Homebuilt & Light Sport Aircraft
If you can’t afford a North American P-51 Mustang, you can build a two-third scale “kit version” for a fraction of the cost called “Blue Thunder.”
In the section of Wittman Field reserved for kit built and Light Sport Aircraft is Zenith Aircraft, which claims you can build their quick-build aircraft in two weeks. Okay, I took five years to rebuild a Piper PA22 Tri-Pacer, but Zenith kits contain jigs and predrilled and cut sheet metal, plus the Cleco clamps needed for shooting rivets, and Zenith just might throw in two weeks of training. So yes, a beginner MIGHT be able to build a kit in two weeks. That was Zenith’s claim for their CH 750 Cruzer. ICP was offering a basic VFR “Savannah S” SLSA kit for the fly-in special price of $71,950 complete! Not bad, but you can buy a number of used certified legacy aircraft that will carry four people for the same amount of money, and they are ready to fly!
Fischer Flying Products, Ontario, Canada, displayed their kit-built ultralight fuselage and wing from Horizon. This is an all-wood aircraft that looks like a giant model aircraft.

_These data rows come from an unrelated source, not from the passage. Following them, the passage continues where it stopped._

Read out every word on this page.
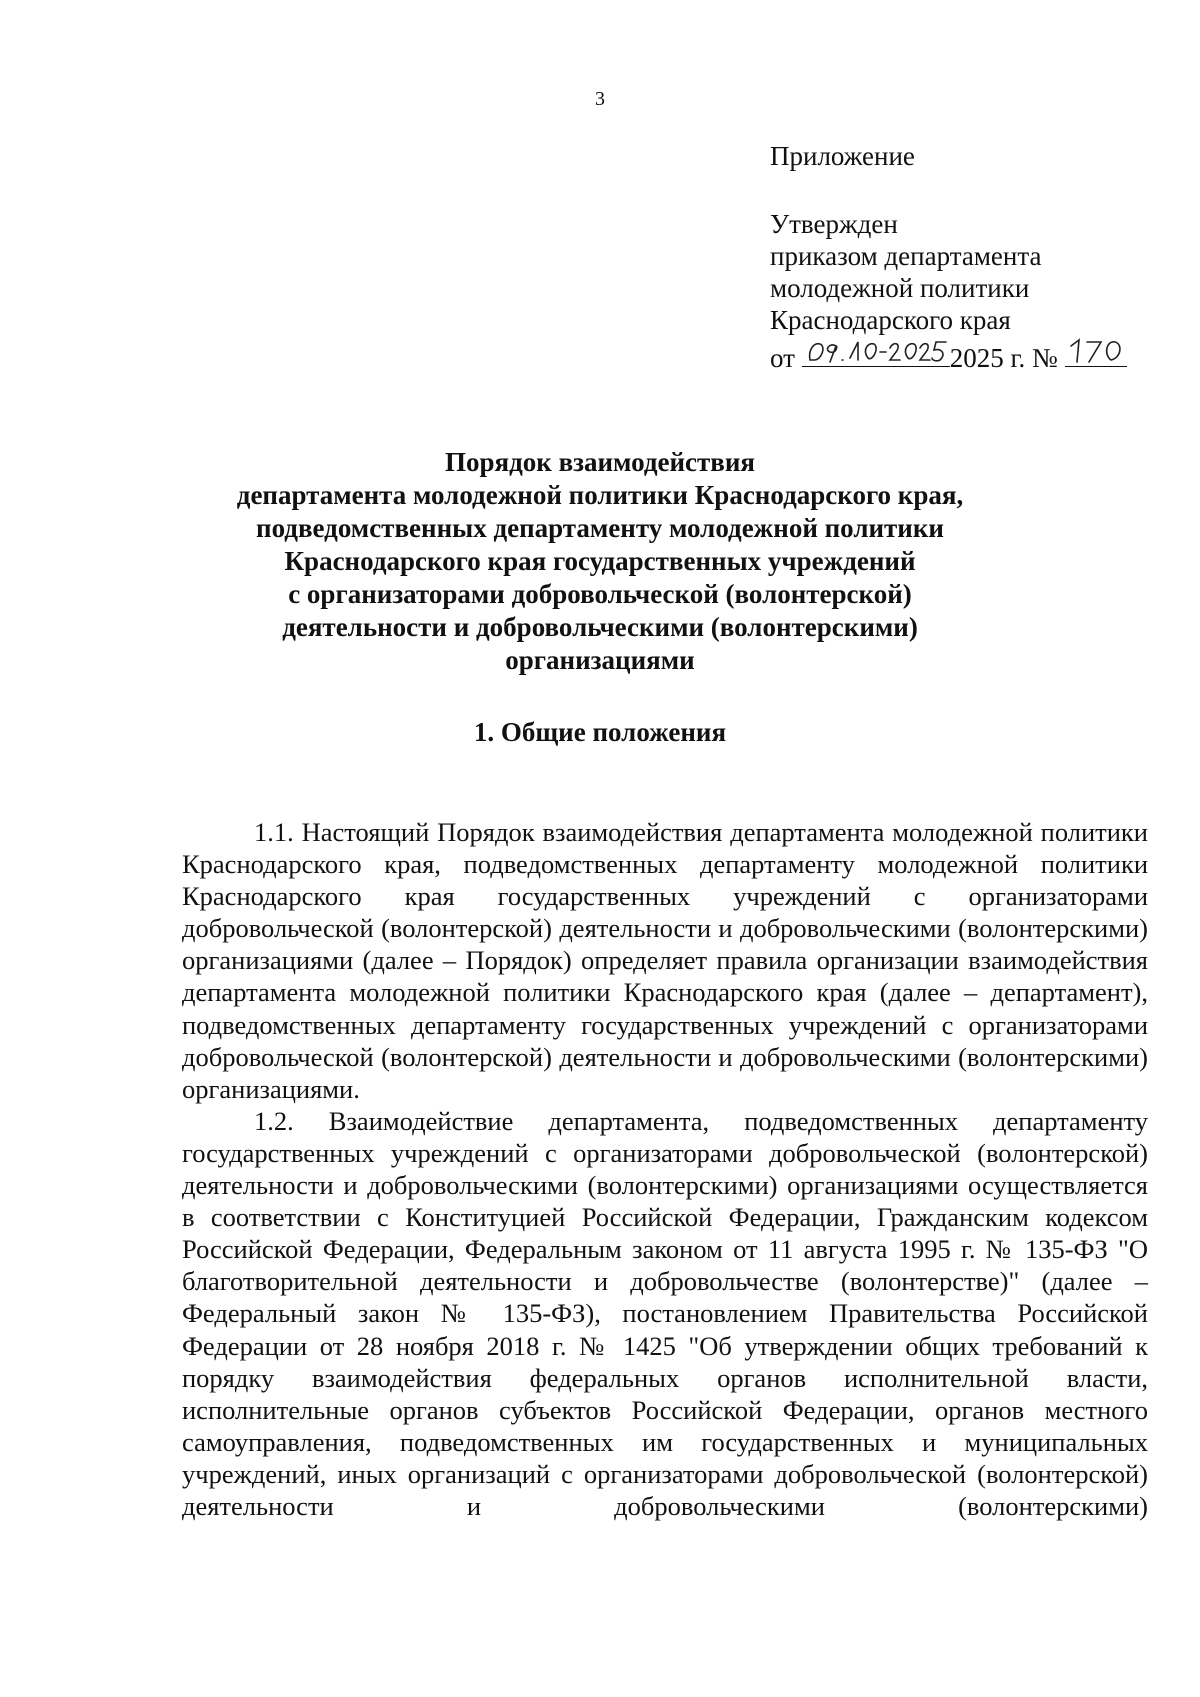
3
Приложение
Утвержден
приказом департамента
молодежной политики
Краснодарского края
от	2025 г. №
Порядок взаимодействия
департамента молодежной политики Краснодарского края,
подведомственных департаменту молодежной политики
Краснодарского края государственных учреждений
с организаторами добровольческой (волонтерской)
деятельности и добровольческими (волонтерскими)
организациями
1. Общие положения

1.1. Настоящий Порядок взаимодействия департамента молодежной политики Краснодарского края, подведомственных департаменту молодежной политики Краснодарского края государственных учреждений с организаторами добровольческой (волонтерской) деятельности и добровольческими (волонтерскими) организациями (далее – Порядок) определяет правила организации взаимодействия департамента молодежной политики Краснодарского края (далее – департамент), подведомственных департаменту государственных учреждений с организаторами добровольческой (волонтерской) деятельности и добровольческими (волонтерскими) организациями.

1.2. Взаимодействие департамента, подведомственных департаменту государственных учреждений с организаторами добровольческой (волонтерской) деятельности и добровольческими (волонтерскими) организациями осуществляется в соответствии с Конституцией Российской Федерации, Гражданским кодексом Российской Федерации, Федеральным законом от 11 августа 1995 г. № 135-ФЗ "О благотворительной деятельности и добровольчестве (волонтерстве)" (далее – Федеральный закон № 135-ФЗ), постановлением Правительства Российской Федерации от 28 ноября 2018 г. № 1425 "Об утверждении общих требований к порядку взаимодействия федеральных органов исполнительной власти, исполнительные органов субъектов Российской Федерации, органов местного самоуправления, подведомственных им государственных и муниципальных учреждений, иных организаций с организаторами добровольческой (волонтерской) деятельности и добровольческими (волонтерскими)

If you ever had the opportunity to visit the Bellanca Aircraft plant in Alexandria, Minnesota and toured their assembly line, you would have seen wings made just like Fisher’s, but skinned with fine veneer. Very strong, but you might not want to tie the aircraft down in the rain if you own a Triple Tail Cruisemaster or Viking.
Sonex of Oshkosh, Wis., is still going strong with their Sonex-B and Waiex-B kits, and their SubSonex quick-build mini jet for $42,000.
Thus ends our tour of AirVenture for 2016. Bear in mind that there were literally thousands of booths and almost 800 show planes, plus 10,000 general aviation aircraft that flew into Wittman Field, so relax, take off a week, camp or try to find a motel that isn’t booked 10 years ahead, and make plans now to attend EAA AirVenture Oshkosh 2017, July 24-30 (www.eaa.org/en/airventure).